Bisnis.com, BERLIN – Negara-negara eksportir dunia yang tergabung dalam Organisation for Economic Co-operation and Development (OECD) kerap melakukan penyuapan untuk melancarkan proses perdagangan, aktivitas korupsi dinilai telah menggerogoti salah satu aktivitas utama pembangunan global tersebut.
Hal tersebut tercantum pada laporan bertajuk Exporting Corruption yang dipublikasikan lembaga antikorupsi internasional berbasis di Jerman, Transparency International (TI). TI mencatat lebih dari setengah dari total negara yang menandatangani konvensi anti-penyuapan gagal merealisasikan janji mereka.
“Pelanggaran terburuk dilakukan oleh Jepang, Belanda, Yunani, Rusia, dan Brasil. Sedangkan Amerika Serikat, Jerman, Inggris, dan Swiss aktif memerangi korupsi,” ungkap laporan yang dipublikasikan Kamis (21/10/2014) tersebut.
Menurut laporan tersebut, dari 39 negara yang menandatangani Konvensi Antikorupsi, 22 negara diduga tidak melakukan upaya apapun untuk memerangi penyuapan. Negara-negara ini terhitung mengambil porsi 27% dari total ekspor dunia.
Jika hanya 4 negara yang memerangi proses penyuapan pada aktivitas ekspor, ada 35 negara lain yang menandatangani namun tidak mematuhi konvensi tersebut.
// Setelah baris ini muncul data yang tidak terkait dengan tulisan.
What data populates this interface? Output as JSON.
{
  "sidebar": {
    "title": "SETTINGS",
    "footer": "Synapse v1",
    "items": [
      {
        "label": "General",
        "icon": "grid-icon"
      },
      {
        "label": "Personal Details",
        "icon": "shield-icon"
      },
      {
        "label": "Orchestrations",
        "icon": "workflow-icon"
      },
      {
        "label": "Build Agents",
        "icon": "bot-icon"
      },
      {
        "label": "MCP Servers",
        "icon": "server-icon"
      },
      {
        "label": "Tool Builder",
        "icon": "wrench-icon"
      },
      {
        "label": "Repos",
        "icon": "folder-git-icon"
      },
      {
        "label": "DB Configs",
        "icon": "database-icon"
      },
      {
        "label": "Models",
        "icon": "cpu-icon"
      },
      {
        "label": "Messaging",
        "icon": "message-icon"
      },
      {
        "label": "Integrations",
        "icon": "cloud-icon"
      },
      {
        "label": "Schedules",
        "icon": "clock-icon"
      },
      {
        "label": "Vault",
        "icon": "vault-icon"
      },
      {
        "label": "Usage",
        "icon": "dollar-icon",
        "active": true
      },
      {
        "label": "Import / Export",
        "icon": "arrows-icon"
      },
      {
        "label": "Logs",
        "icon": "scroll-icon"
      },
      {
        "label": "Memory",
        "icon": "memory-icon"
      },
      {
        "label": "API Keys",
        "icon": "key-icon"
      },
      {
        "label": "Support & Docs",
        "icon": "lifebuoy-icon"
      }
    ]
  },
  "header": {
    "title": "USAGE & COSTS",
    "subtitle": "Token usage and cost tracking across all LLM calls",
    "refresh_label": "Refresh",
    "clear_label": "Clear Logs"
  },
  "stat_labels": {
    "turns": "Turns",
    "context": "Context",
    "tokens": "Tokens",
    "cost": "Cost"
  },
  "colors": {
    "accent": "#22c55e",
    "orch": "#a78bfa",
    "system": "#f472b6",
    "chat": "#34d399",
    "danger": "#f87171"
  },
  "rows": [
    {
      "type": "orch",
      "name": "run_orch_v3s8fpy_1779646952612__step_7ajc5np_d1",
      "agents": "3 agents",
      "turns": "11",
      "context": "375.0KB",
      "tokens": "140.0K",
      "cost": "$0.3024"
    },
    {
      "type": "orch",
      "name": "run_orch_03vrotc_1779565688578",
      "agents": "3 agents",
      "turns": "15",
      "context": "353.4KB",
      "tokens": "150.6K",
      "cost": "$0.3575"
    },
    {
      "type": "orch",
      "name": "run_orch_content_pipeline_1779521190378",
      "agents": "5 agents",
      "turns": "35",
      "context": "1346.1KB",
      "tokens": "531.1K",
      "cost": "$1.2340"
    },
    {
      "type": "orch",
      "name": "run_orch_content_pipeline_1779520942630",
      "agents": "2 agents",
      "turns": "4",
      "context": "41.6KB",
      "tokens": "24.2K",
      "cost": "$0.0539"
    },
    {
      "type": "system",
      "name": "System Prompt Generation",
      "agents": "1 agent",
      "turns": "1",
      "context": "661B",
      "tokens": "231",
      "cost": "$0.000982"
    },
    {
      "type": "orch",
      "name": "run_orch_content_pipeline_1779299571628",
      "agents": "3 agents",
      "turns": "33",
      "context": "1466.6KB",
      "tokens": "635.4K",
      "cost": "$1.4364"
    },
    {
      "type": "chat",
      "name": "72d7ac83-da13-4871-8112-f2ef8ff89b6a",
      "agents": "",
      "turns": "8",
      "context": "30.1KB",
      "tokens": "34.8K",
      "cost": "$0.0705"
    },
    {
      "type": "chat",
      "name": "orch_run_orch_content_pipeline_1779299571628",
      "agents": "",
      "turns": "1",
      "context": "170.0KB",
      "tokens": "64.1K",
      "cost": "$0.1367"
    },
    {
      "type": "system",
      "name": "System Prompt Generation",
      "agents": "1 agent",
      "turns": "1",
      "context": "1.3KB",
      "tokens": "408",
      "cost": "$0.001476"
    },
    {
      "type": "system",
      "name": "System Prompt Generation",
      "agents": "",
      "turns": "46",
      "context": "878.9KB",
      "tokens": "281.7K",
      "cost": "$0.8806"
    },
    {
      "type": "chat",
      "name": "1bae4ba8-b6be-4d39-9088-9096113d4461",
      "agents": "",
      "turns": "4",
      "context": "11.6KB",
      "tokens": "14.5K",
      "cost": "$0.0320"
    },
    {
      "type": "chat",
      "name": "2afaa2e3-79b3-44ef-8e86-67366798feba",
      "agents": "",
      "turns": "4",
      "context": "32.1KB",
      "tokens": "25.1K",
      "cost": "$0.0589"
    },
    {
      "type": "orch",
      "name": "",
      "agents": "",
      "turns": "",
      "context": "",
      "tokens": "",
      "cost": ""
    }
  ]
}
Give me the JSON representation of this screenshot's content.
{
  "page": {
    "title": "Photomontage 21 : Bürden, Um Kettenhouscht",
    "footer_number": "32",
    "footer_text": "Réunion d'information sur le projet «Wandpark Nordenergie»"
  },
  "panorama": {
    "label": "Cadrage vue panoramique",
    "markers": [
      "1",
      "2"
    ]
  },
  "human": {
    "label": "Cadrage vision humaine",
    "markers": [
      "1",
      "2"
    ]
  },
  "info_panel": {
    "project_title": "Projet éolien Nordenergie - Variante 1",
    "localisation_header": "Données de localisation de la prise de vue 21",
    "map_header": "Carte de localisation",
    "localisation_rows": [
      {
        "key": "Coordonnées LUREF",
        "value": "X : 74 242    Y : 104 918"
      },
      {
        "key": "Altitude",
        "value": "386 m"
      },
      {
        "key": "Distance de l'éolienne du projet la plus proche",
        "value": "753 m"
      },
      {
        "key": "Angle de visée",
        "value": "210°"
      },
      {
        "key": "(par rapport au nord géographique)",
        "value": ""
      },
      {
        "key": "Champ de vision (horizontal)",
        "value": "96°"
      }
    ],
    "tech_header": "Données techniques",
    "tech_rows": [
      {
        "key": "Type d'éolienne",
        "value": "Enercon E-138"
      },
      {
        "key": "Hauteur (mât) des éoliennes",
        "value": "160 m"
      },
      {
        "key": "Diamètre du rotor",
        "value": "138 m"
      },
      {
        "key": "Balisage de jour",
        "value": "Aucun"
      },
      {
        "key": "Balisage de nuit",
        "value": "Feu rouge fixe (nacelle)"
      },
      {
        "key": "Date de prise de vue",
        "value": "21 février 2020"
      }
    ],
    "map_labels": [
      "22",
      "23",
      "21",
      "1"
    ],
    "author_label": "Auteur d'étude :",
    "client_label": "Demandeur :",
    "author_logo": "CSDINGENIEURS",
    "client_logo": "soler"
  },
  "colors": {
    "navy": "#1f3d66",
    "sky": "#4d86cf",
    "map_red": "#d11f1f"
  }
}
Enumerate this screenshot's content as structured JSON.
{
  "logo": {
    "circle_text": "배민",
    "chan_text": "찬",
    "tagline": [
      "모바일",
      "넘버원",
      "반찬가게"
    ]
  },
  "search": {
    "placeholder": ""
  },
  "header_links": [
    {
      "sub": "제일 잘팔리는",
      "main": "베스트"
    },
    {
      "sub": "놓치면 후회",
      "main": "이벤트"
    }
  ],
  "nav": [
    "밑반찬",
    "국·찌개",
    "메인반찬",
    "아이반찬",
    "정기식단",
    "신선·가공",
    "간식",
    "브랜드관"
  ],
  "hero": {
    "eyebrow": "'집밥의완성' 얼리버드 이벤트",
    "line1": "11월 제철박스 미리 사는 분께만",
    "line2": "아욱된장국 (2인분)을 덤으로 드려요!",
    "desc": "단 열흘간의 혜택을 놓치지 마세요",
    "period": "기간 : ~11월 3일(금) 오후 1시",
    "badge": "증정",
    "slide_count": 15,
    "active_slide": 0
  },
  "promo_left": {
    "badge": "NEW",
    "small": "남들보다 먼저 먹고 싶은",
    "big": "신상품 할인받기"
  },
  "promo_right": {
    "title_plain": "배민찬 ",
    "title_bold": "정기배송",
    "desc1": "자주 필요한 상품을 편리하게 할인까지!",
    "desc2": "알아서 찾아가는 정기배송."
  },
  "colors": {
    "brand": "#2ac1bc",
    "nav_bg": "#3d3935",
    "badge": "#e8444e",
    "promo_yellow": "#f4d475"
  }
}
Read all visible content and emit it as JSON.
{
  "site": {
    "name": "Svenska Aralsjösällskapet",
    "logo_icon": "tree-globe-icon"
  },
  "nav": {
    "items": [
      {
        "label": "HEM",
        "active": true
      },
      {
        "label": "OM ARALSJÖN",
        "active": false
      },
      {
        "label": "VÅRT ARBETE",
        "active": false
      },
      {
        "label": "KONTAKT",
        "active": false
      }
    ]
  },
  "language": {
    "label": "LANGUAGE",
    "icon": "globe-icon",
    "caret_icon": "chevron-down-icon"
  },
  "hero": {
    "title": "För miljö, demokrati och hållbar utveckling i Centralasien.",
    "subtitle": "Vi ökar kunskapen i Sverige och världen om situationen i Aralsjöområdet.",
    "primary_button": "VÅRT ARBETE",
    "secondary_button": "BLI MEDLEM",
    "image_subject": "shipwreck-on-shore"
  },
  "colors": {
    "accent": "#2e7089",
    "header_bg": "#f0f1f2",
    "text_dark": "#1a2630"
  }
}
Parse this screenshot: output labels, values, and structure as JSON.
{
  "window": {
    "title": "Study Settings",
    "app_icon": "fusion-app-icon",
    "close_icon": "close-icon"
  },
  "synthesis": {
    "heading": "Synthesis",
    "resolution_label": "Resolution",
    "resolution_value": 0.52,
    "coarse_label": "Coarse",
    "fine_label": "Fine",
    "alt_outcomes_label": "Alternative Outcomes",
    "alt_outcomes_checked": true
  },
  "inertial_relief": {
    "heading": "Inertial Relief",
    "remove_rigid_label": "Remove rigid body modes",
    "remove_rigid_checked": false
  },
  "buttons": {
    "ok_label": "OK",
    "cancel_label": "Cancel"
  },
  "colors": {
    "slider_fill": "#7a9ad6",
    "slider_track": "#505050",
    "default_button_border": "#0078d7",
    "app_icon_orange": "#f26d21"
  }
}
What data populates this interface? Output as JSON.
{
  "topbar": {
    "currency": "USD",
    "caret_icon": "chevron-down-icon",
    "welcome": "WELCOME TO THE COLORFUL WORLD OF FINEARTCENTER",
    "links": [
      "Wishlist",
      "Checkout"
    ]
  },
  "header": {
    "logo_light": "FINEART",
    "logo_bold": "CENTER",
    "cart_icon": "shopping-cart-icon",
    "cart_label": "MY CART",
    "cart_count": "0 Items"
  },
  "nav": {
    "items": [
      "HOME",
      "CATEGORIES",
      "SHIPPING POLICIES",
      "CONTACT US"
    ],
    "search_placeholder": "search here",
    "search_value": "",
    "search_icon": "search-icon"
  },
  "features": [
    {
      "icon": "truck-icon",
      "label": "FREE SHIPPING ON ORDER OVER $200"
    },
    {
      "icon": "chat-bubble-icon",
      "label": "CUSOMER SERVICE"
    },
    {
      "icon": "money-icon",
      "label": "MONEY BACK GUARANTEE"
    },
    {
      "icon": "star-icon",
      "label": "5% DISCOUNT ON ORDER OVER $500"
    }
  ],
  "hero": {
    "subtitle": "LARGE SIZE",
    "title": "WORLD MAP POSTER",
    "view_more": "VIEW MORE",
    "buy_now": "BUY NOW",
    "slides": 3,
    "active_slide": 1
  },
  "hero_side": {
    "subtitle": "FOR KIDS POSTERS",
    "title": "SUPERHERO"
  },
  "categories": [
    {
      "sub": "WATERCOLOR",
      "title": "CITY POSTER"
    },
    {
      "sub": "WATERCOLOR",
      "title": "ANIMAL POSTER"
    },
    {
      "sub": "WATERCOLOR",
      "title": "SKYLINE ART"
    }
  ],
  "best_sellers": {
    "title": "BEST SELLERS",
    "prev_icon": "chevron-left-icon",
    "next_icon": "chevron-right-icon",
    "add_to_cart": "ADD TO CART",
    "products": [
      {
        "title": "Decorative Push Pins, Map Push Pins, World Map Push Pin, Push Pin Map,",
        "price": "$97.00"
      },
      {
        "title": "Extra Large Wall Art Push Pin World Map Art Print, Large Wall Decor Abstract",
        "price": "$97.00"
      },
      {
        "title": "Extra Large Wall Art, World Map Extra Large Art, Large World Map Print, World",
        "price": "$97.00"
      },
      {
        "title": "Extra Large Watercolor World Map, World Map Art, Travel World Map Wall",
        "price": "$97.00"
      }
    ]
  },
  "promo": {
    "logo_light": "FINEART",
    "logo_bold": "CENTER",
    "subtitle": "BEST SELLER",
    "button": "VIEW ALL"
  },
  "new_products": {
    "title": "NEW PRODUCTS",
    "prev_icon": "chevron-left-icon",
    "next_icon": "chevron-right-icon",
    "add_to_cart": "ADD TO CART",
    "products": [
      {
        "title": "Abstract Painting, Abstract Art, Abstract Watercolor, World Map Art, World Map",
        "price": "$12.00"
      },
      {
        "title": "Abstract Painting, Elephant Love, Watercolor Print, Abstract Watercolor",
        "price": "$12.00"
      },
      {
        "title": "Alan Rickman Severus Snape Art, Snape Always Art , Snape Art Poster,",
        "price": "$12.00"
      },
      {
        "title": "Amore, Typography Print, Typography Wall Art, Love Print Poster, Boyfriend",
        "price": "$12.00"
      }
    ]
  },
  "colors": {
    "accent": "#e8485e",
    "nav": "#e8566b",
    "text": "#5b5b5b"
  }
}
Itu artinya, dua pertiga dari ekspor global terindikasi melakukan korupsi.
Akibatnya, menurut laporan tersebut, pemasok dapat bergeser, harga meningkat dari seharusnya karena harus menutupi pembayaran suap, pajak tidak terkumpul dengan baik, dan persyaratan lingkungan tidak dipenuhi.
Organisasi independen tersebut menegaskan dorongannya pada negara-negara eksportir untuk mematuhi isi konvensi tersebut, dan meminta OECD lebih memonitor aktivitas ekspor negara-negara anggotanya.